Ahmet Gökhan DEMİRER | Yeni Belgesel Fotoğraf (25. Sayı)

1. Bölüm: Klasik Belgeselin Eleştirisi ve Bugünü

Son yıllarda bilgisayar temelli görüntü üretimindeki gelişmeler ve görüntü işleme imkânlarının artması, görüntünün gerçeklik ile bağlantısını ve dolayısıyla belgesel gerçekçiliğin daha etraflıca tartışılmasını sağladı ve fotoğrafik gerçeklik hakkında tartışmalar yoğunlaştı.

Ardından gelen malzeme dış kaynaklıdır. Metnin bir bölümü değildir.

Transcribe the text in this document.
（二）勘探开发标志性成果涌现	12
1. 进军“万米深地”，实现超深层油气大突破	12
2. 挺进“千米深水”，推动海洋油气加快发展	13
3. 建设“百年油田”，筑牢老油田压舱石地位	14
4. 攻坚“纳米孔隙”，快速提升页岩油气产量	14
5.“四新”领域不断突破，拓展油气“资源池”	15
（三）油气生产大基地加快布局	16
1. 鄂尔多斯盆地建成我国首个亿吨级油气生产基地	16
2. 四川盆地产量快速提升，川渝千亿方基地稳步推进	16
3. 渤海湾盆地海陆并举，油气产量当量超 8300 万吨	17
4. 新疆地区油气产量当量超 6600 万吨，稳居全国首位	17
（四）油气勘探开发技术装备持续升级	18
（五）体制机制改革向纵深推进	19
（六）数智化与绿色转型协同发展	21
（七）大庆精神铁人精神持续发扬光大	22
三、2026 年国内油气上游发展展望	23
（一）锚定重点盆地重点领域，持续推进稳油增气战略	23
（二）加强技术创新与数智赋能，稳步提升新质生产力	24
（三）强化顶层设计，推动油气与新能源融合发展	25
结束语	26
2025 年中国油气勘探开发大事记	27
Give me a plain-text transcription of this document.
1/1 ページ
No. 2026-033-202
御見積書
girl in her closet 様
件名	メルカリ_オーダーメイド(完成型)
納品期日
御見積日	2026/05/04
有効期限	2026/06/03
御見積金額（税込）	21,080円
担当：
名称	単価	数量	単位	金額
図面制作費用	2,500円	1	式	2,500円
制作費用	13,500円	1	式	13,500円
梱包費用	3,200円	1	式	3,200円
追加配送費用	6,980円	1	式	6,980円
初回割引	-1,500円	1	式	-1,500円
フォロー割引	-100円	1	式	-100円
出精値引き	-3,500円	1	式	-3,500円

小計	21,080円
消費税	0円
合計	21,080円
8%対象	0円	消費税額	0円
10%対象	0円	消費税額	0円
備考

Her ne kadar, dijital dönem öncesinde de fotoğrafın inandırıcılığı meselesi tartışılmış ise de, “gerçek” fotoğrafların aslında tamamen bilgisayarda yaratılabileceği, başka kaynaklardan toplanabileceği, birleştirilebileceği bilgisi artık çok geniş bir kitlenin malumu olmuş ve böylelikle belge ve haber fotoğrafının en büyük dayanağı olan “gerçek” büyük ölçüde yıkılmıştır.

Bilindiği gibi, klasik belge fotoğrafı denildiğinde; gerçek hayatın önemli anları ve güzelliklerinin yanı sıra çirkinliklerini, çelişkilerini de yakalayan ve aktaran bir fotoğraf tarzı anlaşılır. Belgesel fotoğraf, gerçek dünyaya yaptığı göndermeyi aştığında ise, fotoğrafçı bir sanatçıya dönüşür ve fotoğraf, sanatçının kendini ifade eylemi olur. Mesela, Henri Cartier Bresson’un geniş izleyici kitlesi nazarında belgesel ve haber fotoğrafının sınırlarını aşması böyle bir şeydir.

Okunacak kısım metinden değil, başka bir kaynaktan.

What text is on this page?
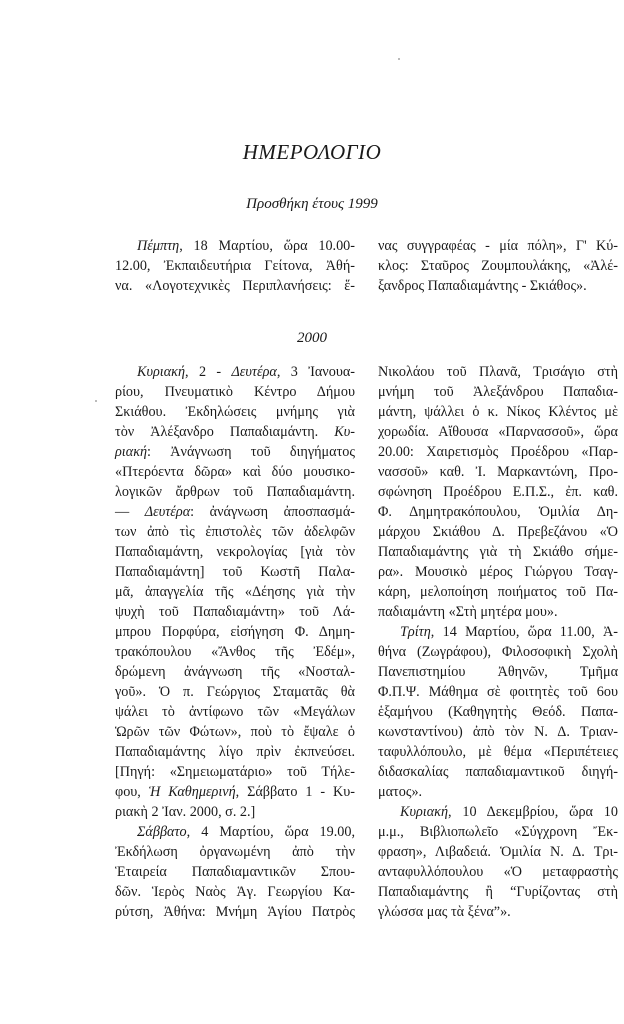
ΗΜΕΡΟΛΟΓΙΟ
Προσθήκη έτους 1999
Πέμπτη, 18 Μαρτίου, ὥρα 10.00-
12.00, Ἐκπαιδευτήρια Γείτονα, Ἀθή-
να. «Λογοτεχνικὲς Περιπλανήσεις: ἕ-
νας συγγραφέας - μία πόλη», Γ' Κύ-
κλος: Σταῦρος Ζουμπουλάκης, «Ἀλέ-
ξανδρος Παπαδιαμάντης - Σκιάθος».
2000
Κυριακή, 2 - Δευτέρα, 3 Ἰανουα-
ρίου, Πνευματικὸ Κέντρο Δήμου
Σκιάθου. Ἐκδηλώσεις μνήμης γιὰ
τὸν Ἀλέξανδρο Παπαδιαμάντη. Κυ-
ριακή: Ἀνάγνωση τοῦ διηγήματος
«Πτερόεντα δῶρα» καὶ δύο μουσικο-
λογικῶν ἄρθρων τοῦ Παπαδιαμάντη.
— Δευτέρα: ἀνάγνωση ἀποσπασμά-
των ἀπὸ τὶς ἐπιστολὲς τῶν ἀδελφῶν
Παπαδιαμάντη, νεκρολογίας [γιὰ τὸν
Παπαδιαμάντη] τοῦ Κωστῆ Παλα-
μᾶ, ἀπαγγελία τῆς «Δέησης γιὰ τὴν
ψυχὴ τοῦ Παπαδιαμάντη» τοῦ Λά-
μπρου Πορφύρα, εἰσήγηση Φ. Δημη-
τρακόπουλου «Ἄνθος τῆς Ἐδέμ»,
δρώμενη ἀνάγνωση τῆς «Νοσταλ-
γοῦ». Ὁ π. Γεώργιος Σταματᾶς θὰ
ψάλει τὸ ἀντίφωνο τῶν «Μεγάλων
Ὡρῶν τῶν Φώτων», ποὺ τὸ ἔψαλε ὁ
Παπαδιαμάντης λίγο πρὶν ἐκπνεύσει.
[Πηγή: «Σημειωματάριο» τοῦ Τήλε-
φου, Ἡ Καθημερινή, Σάββατο 1 - Κυ-
ριακὴ 2 Ἰαν. 2000, σ. 2.]
Σάββατο, 4 Μαρτίου, ὥρα 19.00,
Ἐκδήλωση ὀργανωμένη ἀπὸ τὴν
Ἑταιρεία Παπαδιαμαντικῶν Σπου-
δῶν. Ἱερὸς Ναὸς Ἁγ. Γεωργίου Κα-
ρύτση, Ἀθήνα: Μνήμη Ἁγίου Πατρὸς
Νικολάου τοῦ Πλανᾶ, Τρισάγιο στὴ
μνήμη τοῦ Ἀλεξάνδρου Παπαδια-
μάντη, ψάλλει ὁ κ. Νίκος Κλέντος μὲ
χορωδία. Αἴθουσα «Παρνασσοῦ», ὥρα
20.00: Χαιρετισμὸς Προέδρου «Παρ-
νασσοῦ» καθ. Ἰ. Μαρκαντώνη, Προ-
σφώνηση Προέδρου Ε.Π.Σ., ἐπ. καθ.
Φ. Δημητρακόπουλου, Ὁμιλία Δη-
μάρχου Σκιάθου Δ. Πρεβεζάνου «Ὁ
Παπαδιαμάντης γιὰ τὴ Σκιάθο σήμε-
ρα». Μουσικὸ μέρος Γιώργου Τσαγ-
κάρη, μελοποίηση ποιήματος τοῦ Πα-
παδιαμάντη «Στὴ μητέρα μου».
Τρίτη, 14 Μαρτίου, ὥρα 11.00, Ἀ-
θήνα (Ζωγράφου), Φιλοσοφικὴ Σχολὴ
Πανεπιστημίου Ἀθηνῶν, Τμῆμα
Φ.Π.Ψ. Μάθημα σὲ φοιτητὲς τοῦ 6ου
ἑξαμήνου (Καθηγητὴς Θεόδ. Παπα-
κωνσταντίνου) ἀπὸ τὸν Ν. Δ. Τριαν-
ταφυλλόπουλο, μὲ θέμα «Περιπέτειες
διδασκαλίας παπαδιαμαντικοῦ διηγή-
ματος».
Κυριακή, 10 Δεκεμβρίου, ὥρα 10
μ.μ., Βιβλιοπωλεῖο «Σύγχρονη Ἔκ-
φραση», Λιβαδειά. Ὁμιλία Ν. Δ. Τρι-
ανταφυλλόπουλου «Ὁ μεταφραστὴς
Παπαδιαμάντης ἢ “Γυρίζοντας στὴ
γλώσσα μας τὰ ξένα”».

Bu noktada, gerçek dünyayı referans alma ölçütünü nasıl belirleyeceğimiz ve belgesel fotoğrafların sahiciliklerini nasıl kanıtlayacakları meselesi baş gösteriyor. Bu, çözümü zor mesele çerçevesinde gerçek olan şu ki; fotoğrafların istismar edilebilir olduğunu bile bile hep onları kanıt olarak görmeye hazırız. Oysa, belgesel fotoğraf aslında sosyal bir konunun gerçekçi bir görüntüsü değil, onu belgeleme eyleminin bir yansımasıdır.

Zaten 1970’ler ve 1980’lerde tarihçiler, eleştirmenler ve fotoğrafçılar, geleneksel belgesel anlayışını yoğun olarak eleştirmişlerdir. Çünkü bakma ve kaydetme edimi asla yansız olamazdı ve güç ilişkilerinin denetimi altındaydı. Klasik belgesel anlayış, esasen kültürel olarak güdülenmiş, siyaseten yönlendirilmiş, Batılı, sömürgeci ve eril bir bakış sahibiydi. Fotoğrafçı ile acz içindeki kurban(ı) arasındaki ilişki sorgulanmalı ve belgesel fotoğrafın acılara estetik cilası sürdüğü eleştirisi dikkate alınmalıydı. (1) Klasik belgeseli eleştirenlerin en dikkat çekenlerinden biri Allan Sekula’dır. Sekula, fikirleri ve yaptığı fotoğraf çalışmalarıyla felsefi olarak daha net tavır koyan ve siyaseten solda olan bir “yeni belgesel” kuşağına örnek olmuştur. Bu yeni kuşaktan Fred Lonidier, Martha Rosler gibi kavramsal ve postmodern fotoğrafik uygulama içinde olan “postbelgeselci” ler, klasik hümanist belgeselciliğin, seçkin elitlerin güçsüzleştirilmişlere kendi vizyon ve değer yargılarını empoze etmekte kullandıkları bir araç olduğu düşüncesindedirler.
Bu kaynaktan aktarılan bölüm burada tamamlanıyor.